La Administración económica del Estado
La verdadera soberanía de un país se mide en términos económicos, compulsando su grado de autonomía en relación con las organizaciones del crédito internacional y de las relaciones comerciales internacionales. En estos momentos, el Perú se encuentra atado por decisión de sus propios gobiernos, a una serie de compromisos que determinan una directa dependencia de los centros de poder político y económico. Si el país carece de una infraestructura productiva bien orientada que permita generar términos de intercambio comercial equitativos para la parte peruana, y al mismo tiempo carece de ahorro interno e inversión reproductiva, queda a merced de lo que se decida política y económicamente fuera de sus fronteras.
Este es nuestro caso, en los últimos años se ha venido siguiendo una política neoliberal a ultranza que sólo es capaz de promover mercados de exportación para productos primarios, a la vez que se condiciona la adquisición de los bienes de capital exclusivamente en el exterior, sin margen para la industria nacional, y se adquiere el compromiso de asimilar mercadería barata, que termina de lapidar la escasa manufactura subsistente. Esto es lo que el Gobierno ha pactado en una serie de Tratados de Libre Comercio, celebrados en forma precipitada, con la falsa premisa de que abre mercados ilimitado a los productos primarios y escasísimos productos terminados nacionales. Es superfluo que los mercados potenciales extranjeros sean tan extensos como se dice, si el país carece de capacidad de producir mercadería competitiva suficiente en calidad y precio para esos mercados. Como contraparte, el Perú se ha sujetado, sin necesidad alguna, a una serie de condiciones impuestas por los grandes centros de producción industrial, que han querido asegurarse la dependencia absoluta del Perú a sus intereses, muchas veces más allá de los asuntos propiamente comerciales, para condicionar también indeseables sujeciones políticas.

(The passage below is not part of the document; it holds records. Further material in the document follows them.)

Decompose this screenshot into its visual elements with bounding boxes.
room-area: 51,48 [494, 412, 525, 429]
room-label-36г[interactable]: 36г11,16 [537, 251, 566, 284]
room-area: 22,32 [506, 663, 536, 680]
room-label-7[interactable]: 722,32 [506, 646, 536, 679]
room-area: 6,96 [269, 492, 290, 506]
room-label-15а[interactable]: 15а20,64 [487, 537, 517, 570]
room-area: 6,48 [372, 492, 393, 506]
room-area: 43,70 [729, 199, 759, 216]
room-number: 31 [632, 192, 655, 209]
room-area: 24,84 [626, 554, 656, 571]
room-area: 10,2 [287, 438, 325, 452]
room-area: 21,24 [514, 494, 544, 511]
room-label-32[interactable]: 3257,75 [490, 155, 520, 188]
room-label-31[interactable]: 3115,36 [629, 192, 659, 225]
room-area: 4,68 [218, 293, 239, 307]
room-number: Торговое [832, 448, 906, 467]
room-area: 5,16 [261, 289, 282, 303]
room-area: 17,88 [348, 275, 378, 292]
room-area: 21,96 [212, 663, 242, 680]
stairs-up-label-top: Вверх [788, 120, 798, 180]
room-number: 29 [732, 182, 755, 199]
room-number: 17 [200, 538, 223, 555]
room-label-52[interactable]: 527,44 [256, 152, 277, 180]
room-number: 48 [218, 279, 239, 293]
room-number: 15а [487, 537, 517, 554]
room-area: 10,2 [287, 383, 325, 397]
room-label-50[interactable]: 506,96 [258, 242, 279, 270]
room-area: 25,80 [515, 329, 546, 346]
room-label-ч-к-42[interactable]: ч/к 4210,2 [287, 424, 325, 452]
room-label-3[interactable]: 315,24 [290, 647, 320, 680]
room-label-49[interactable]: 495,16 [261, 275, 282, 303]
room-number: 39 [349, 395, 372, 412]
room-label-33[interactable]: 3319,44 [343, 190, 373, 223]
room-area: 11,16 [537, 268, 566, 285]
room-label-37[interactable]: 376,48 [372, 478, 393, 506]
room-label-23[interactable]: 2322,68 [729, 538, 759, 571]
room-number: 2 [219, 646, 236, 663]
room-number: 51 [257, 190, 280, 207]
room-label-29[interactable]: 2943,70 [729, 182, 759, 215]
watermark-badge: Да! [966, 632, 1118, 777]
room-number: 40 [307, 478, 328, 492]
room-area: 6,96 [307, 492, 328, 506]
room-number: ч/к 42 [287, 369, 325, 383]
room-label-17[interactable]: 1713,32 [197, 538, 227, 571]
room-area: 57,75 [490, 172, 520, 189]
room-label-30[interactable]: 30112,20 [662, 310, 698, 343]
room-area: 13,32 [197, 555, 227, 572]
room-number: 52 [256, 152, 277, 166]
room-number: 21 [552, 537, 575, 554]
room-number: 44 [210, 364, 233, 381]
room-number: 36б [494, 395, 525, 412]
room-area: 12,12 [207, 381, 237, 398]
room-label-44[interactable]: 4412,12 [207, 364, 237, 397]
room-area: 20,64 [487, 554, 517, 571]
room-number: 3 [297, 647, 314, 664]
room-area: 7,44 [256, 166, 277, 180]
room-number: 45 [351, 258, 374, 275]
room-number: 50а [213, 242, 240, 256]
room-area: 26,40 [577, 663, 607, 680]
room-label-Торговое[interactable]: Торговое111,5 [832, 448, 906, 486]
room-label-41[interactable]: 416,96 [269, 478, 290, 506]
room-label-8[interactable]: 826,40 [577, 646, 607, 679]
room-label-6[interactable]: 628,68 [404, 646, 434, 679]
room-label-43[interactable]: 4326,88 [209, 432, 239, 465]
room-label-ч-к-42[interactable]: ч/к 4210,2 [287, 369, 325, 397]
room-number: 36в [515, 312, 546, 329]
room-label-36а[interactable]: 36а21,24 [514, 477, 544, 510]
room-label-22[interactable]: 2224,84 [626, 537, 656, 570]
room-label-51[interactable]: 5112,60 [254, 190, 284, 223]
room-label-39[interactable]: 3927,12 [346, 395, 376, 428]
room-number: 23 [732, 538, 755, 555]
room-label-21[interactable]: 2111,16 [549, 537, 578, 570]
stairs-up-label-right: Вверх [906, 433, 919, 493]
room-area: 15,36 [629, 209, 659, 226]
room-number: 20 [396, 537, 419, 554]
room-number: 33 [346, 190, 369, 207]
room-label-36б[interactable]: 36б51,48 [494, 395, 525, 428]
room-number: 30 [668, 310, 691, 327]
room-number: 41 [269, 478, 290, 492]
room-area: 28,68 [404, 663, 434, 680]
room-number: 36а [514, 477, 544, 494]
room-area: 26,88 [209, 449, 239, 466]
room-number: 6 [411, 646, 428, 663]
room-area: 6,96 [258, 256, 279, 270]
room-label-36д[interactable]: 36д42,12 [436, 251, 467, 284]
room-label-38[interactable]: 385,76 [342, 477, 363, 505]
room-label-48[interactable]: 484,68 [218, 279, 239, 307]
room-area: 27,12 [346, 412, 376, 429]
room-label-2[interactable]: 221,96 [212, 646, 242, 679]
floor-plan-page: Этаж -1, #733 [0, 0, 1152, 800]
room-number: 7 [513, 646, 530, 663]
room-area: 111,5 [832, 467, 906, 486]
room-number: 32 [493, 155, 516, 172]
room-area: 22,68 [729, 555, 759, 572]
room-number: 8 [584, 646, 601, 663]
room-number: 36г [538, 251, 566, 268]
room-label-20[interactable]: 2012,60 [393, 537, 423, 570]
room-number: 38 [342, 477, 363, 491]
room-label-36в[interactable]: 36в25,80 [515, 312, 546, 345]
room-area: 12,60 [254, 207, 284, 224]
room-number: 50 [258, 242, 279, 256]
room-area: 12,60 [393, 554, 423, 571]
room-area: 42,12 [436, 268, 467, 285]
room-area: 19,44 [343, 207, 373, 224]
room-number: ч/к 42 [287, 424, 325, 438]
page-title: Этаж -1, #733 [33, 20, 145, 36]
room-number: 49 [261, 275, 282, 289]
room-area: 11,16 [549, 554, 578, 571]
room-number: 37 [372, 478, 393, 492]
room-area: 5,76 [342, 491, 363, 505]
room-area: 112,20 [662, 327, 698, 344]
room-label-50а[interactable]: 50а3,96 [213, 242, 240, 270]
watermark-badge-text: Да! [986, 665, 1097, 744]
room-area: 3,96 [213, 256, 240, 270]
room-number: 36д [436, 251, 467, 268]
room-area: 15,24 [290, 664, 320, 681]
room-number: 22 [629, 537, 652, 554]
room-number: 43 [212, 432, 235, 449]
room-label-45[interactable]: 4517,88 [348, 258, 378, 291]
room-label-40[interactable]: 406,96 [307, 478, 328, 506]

“Confluencia Nacional” se hace un deber de explicar claramente a la ciudadanía por qué el supuesto crecimiento económico del Perú, que propalan indiscriminadamente todos los medios de comunicación del sistema, sea Radio, Televisión y prensa escrita, corresponde sólo al crecimiento de los sectores de exportación y servicios, en base al incremento, año tras año en la producción de productos primarios, gracias a las facilidades y privilegios obtenidos del Gobierno, sin que tal crecimiento tenga algún correlato en el incipiente crecimiento de la mayoría de las poblaciones de todo el país, cada día más pobres y más desamparadas de todo lo que signifique progreso social verdadero y satisfacción de las necesidades más elementales en materia de alimentación, educación, salud y trabajo permanente.
Dentro de la visión socio política que antecede, y que ha de ser ampliamente expuesta y debatida con los representantes de todos los estamentos populares y de todas las comarcas del país, un gobierno de “Confluencia Nacional” deberá finalmente plantear términos más equitativos para el intercambio comercial con todas las naciones, de modo tal que los tratos ya efectuados puedan evolucionar hacia características más positivas, que siendo mutuamente beneficiosas, permitan al Perú salir del subdesarrollo con real beneficio para toda su población, y no sólo como ahora, a favor de una única élite industrial - comercial y de las empresas trasnacionales establecidas en el Perú, muchas veces con abuso y prepotencia en desmedro de la dignidad de los peruanos.
Para “Confluencia Nacional” la administración de los recursos del Estado comprende la solución de la problemática expuesta de modo tal que sea posible la explotación sostenible de dichos recursos y la recaudación de la renta que sea equitativa para todas las partes involucradas, y que asimismo permita el ahorro nacional y la inversión reproductiva para la generación sostenida de empleos en relación con las necesidades de la población en permanente crecimiento. Esto implica la transformación de la actual economía de mercado, en una economía social de mercado, lo cual no tiene por qué significar mayor endeudamiento público ni tampoco gasto por encima de la real producción de riqueza. En este camino se encuentra el crecimiento de las reservas del Estado, la regulación de la inversión y el gasto públicos, el fortalecimiento del signo monetario y la estabilidad del mercado de cambios; y por supuesto, la reforma responsable y técnica del régimen tributario actual, que deberá servir no sólo para financiar los gastos del Estado, sino básicamente como herramienta de promoción y desarrollo.